• Wants $15m for immediate upgrade The National University of Rwanda (NUR) has brought to the attention of different stakeholders the need to help it improve capacities with the most urgent requirements amounting to US$ 15 million.
• Wants $15m for immediate upgrade
The National University of Rwanda (NUR) has brought to the attention of different stakeholders the need to help it improve capacities with the most urgent requirements amounting to US$ 15 million.
This was announced yesterday by the university Rector, Prof.

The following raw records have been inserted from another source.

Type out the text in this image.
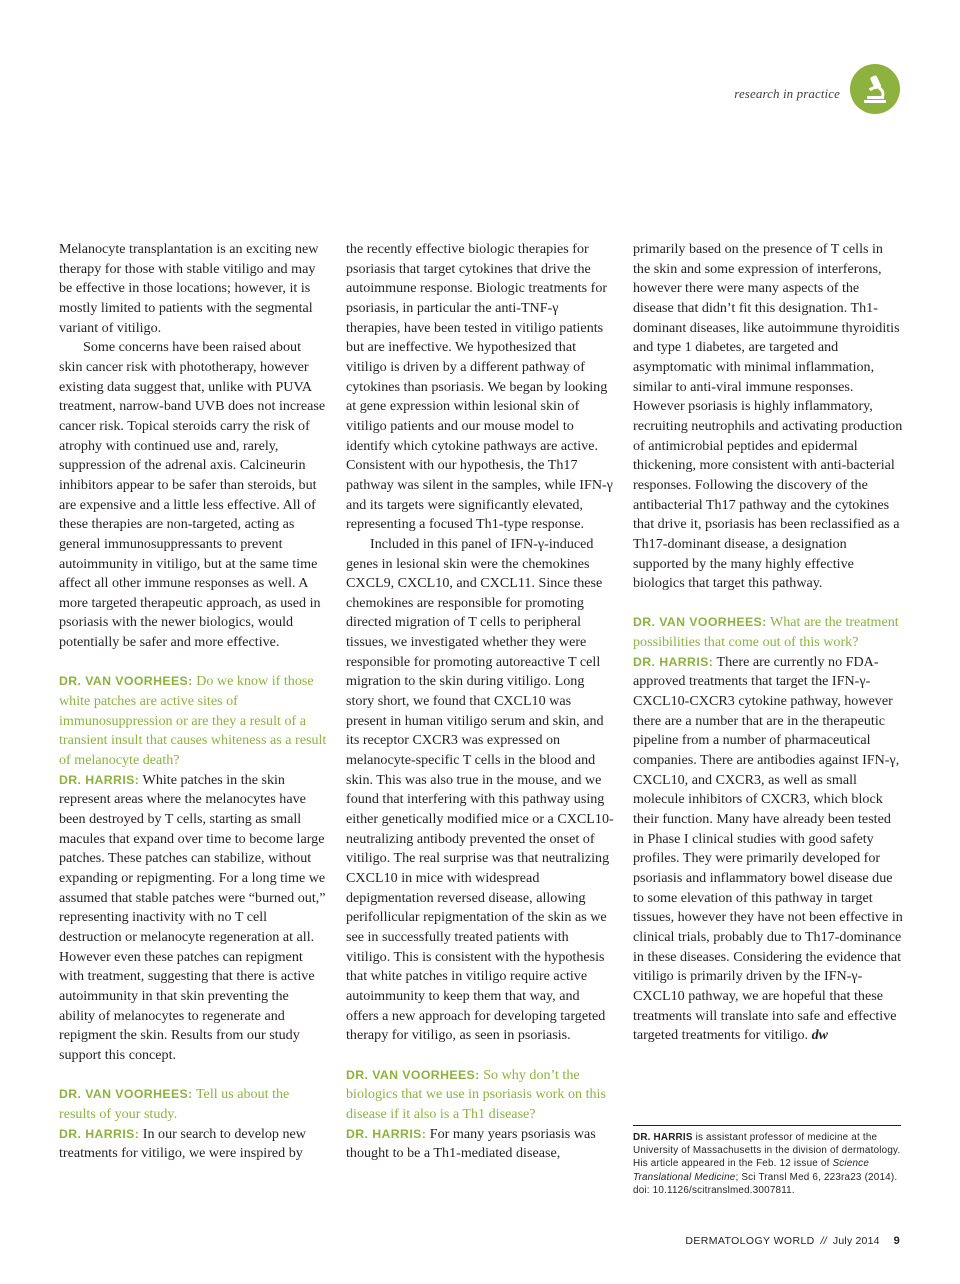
research in practice

Melanocyte transplantation is an exciting new therapy for those with stable vitiligo and may be effective in those locations; however, it is mostly limited to patients with the segmental variant of vitiligo.

Some concerns have been raised about skin cancer risk with phototherapy, however existing data suggest that, unlike with PUVA treatment, narrow-band UVB does not increase cancer risk. Topical steroids carry the risk of atrophy with continued use and, rarely, suppression of the adrenal axis. Calcineurin inhibitors appear to be safer than steroids, but are expensive and a little less effective. All of these therapies are non-targeted, acting as general immunosuppressants to prevent autoimmunity in vitiligo, but at the same time affect all other immune responses as well. A more targeted therapeutic approach, as used in psoriasis with the newer biologics, would potentially be safer and more effective.

DR. VAN VOORHEES: Do we know if those white patches are active sites of immunosuppression or are they a result of a transient insult that causes whiteness as a result of melanocyte death?

DR. HARRIS: White patches in the skin represent areas where the melanocytes have been destroyed by T cells, starting as small macules that expand over time to become large patches. These patches can stabilize, without expanding or repigmenting. For a long time we assumed that stable patches were “burned out,” representing inactivity with no T cell destruction or melanocyte regeneration at all. However even these patches can repigment with treatment, suggesting that there is active autoimmunity in that skin preventing the ability of melanocytes to regenerate and repigment the skin. Results from our study support this concept.

DR. VAN VOORHEES: Tell us about the results of your study.

DR. HARRIS: In our search to develop new treatments for vitiligo, we were inspired by

the recently effective biologic therapies for psoriasis that target cytokines that drive the autoimmune response. Biologic treatments for psoriasis, in particular the anti-TNF-γ therapies, have been tested in vitiligo patients but are ineffective. We hypothesized that vitiligo is driven by a different pathway of cytokines than psoriasis. We began by looking at gene expression within lesional skin of vitiligo patients and our mouse model to identify which cytokine pathways are active. Consistent with our hypothesis, the Th17 pathway was silent in the samples, while IFN-γ and its targets were significantly elevated, representing a focused Th1-type response.

Included in this panel of IFN-γ-induced genes in lesional skin were the chemokines CXCL9, CXCL10, and CXCL11. Since these chemokines are responsible for promoting directed migration of T cells to peripheral tissues, we investigated whether they were responsible for promoting autoreactive T cell migration to the skin during vitiligo. Long story short, we found that CXCL10 was present in human vitiligo serum and skin, and its receptor CXCR3 was expressed on melanocyte-specific T cells in the blood and skin. This was also true in the mouse, and we found that interfering with this pathway using either genetically modified mice or a CXCL10-neutralizing antibody prevented the onset of vitiligo. The real surprise was that neutralizing CXCL10 in mice with widespread depigmentation reversed disease, allowing perifollicular repigmentation of the skin as we see in successfully treated patients with vitiligo. This is consistent with the hypothesis that white patches in vitiligo require active autoimmunity to keep them that way, and offers a new approach for developing targeted therapy for vitiligo, as seen in psoriasis.

DR. VAN VOORHEES: So why don’t the biologics that we use in psoriasis work on this disease if it also is a Th1 disease?

DR. HARRIS: For many years psoriasis was thought to be a Th1-mediated disease,

primarily based on the presence of T cells in the skin and some expression of interferons, however there were many aspects of the disease that didn’t fit this designation. Th1-dominant diseases, like autoimmune thyroiditis and type 1 diabetes, are targeted and asymptomatic with minimal inflammation, similar to anti-viral immune responses. However psoriasis is highly inflammatory, recruiting neutrophils and activating production of antimicrobial peptides and epidermal thickening, more consistent with anti-bacterial responses. Following the discovery of the antibacterial Th17 pathway and the cytokines that drive it, psoriasis has been reclassified as a Th17-dominant disease, a designation supported by the many highly effective biologics that target this pathway.

DR. VAN VOORHEES: What are the treatment possibilities that come out of this work?

DR. HARRIS: There are currently no FDA-approved treatments that target the IFN-γ-CXCL10-CXCR3 cytokine pathway, however there are a number that are in the therapeutic pipeline from a number of pharmaceutical companies. There are antibodies against IFN-γ, CXCL10, and CXCR3, as well as small molecule inhibitors of CXCR3, which block their function. Many have already been tested in Phase I clinical studies with good safety profiles. They were primarily developed for psoriasis and inflammatory bowel disease due to some elevation of this pathway in target tissues, however they have not been effective in clinical trials, probably due to Th17-dominance in these diseases. Considering the evidence that vitiligo is primarily driven by the IFN-γ-CXCL10 pathway, we are hopeful that these treatments will translate into safe and effective targeted treatments for vitiligo. dw

DR. HARRIS is assistant professor of medicine at the University of Massachusetts in the division of dermatology. His article appeared in the Feb. 12 issue of Science Translational Medicine; Sci Transl Med 6, 223ra23 (2014). doi: 10.1126/scitranslmed.3007811.
DERMATOLOGY WORLD // July 2014 9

Silas Lwakabamba, during a high level meeting with stakeholders at Serena Hotel in Kigali.
The meeting aimed at bringing attention to stakeholders the strategic plan of NUR – the country’s biggest institution of higher learning – a five-year plan that is will cost $110m
According to Lwakabamba, the university has a critical need to build capacities of its staff, infrastructure, and managerial institutions.
"We are able to accommodate only a quarter of our students also in bad conditions,” NUR’s Vice Rector for academic affairs, Martin O’Hara, told a room fully packed with the university’s major partners.
He highlighted major challenges that the university is going through including difficulties in retaining staff due to low motivation, lack of infrastructure to accommodate students and host their laboratories, and a critical need to empower its human resources.
Lwakabamba said that NUR needs at least $15m in order to implement its current priority projects that are mainly about building capacities of its staff and infrastructure to host laboratories, Information and Communication Technology (ICT) centres, and classrooms.
"It is indeed a great honour to see stakeholders around here. We want to highlight where more support is needed,” said Dr. Theogene Rutagwenda, Chairman of the university’s Board of Directors.
Most of the plans in the five-year strategic plan will be executed step by step, but the sponsors will have to look at them and decide where to intervene, the university administration said.
Some of the partners proposed that more strategies are needed for the country’s premier university to sustain its programmes, including developing research capacities and creating linkages with the private sector.
"The private sector can fund some of your programmes,” Dr. Okwach Abagi, a Senior Policy Advisor to President Paul Kagame, told the university’s team.
The sponsors, who included representatives of different top institutions in the country, embassies, UN agencies and the private sector, will today tour the university’s 9,000-student campus in Butare, Southern Province.